Je m'avançai, un peu intimidé, au milieu des robes de soirée et des habits sombres. Le mien, arboré pour la première fois, convenait mal à mon teint mat. Véra plaisanta en me rejoignant :
— Tu ressembles à un pruneau dans ce costume noir.
— Et toi, tu es splendide, dis-je, sans rancune.
Le compliment lui arracha un sourire moqueur.
— Tâte-moi ça ! murmura-t-elle. Tu verras que je ne mentais pas, l'autre jour.
Joignant le geste à la parole, elle saisit ma main et la plaqua contre sa taille. À travers la soie jaune paille, je sentis la chaleur et la souplesse de sa peau.
— Où est passé ton corset ? Demandai-je, stupéfait.
— Cet instrument de torture ? À la poubelle. Toutes les femmes devraient m'imiter.
— Est-ce l'influence de tes suffragettes ?
— Plutôt celle d'un couturier français nommé Paul Poiret.

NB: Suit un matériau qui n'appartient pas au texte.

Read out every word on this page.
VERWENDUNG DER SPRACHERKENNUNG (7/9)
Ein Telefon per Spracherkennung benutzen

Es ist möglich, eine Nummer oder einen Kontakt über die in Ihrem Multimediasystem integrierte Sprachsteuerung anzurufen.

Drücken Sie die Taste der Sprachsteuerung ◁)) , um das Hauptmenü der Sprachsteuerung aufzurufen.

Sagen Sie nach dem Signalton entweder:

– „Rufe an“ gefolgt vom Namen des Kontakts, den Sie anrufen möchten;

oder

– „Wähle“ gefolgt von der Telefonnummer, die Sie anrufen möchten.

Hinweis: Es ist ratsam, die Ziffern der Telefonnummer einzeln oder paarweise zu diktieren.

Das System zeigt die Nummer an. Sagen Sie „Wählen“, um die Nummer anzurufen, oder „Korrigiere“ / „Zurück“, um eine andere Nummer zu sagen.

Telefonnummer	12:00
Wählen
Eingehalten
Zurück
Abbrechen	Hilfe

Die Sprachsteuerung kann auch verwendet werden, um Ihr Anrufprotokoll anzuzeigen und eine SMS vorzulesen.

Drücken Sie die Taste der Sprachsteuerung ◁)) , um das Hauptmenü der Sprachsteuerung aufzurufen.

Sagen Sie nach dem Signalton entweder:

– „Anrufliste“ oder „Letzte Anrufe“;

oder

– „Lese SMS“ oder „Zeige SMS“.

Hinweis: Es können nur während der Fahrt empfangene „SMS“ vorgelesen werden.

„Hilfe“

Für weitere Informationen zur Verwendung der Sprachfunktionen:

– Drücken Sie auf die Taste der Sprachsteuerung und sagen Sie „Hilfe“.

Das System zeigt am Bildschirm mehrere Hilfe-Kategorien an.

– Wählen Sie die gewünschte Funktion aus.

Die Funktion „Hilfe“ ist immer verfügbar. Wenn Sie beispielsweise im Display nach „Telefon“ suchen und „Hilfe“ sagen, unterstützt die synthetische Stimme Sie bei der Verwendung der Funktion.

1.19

Véra s'éloigna vers le buffet d'une démarche souple. Sa nouvelle liberté de mouvements, loin de lui nuire, lui conférait un pouvoir d'attraction supplémentaire. Une nuée d'admirateurs voletait autour d'elle. Parmi eux, Harry Baines, le frère de Marjorie, mon bourreau à l'école. Il était arrivé dans l'après-midi au volant d'un véhicule pétaradant, accompagné d'un garçon plus jeune d'un ou deux ans. Pour l'instant, les deux se tenaient devant le buffet, le premier engloutissant force sandwichs au cresson ; le second lancé dans une conversation animée avec Heather. Les yeux de ma petite cousine brillaient de plaisir, elle était suspendue aux lèvres du jeune homme dont je voyais seulement le dos.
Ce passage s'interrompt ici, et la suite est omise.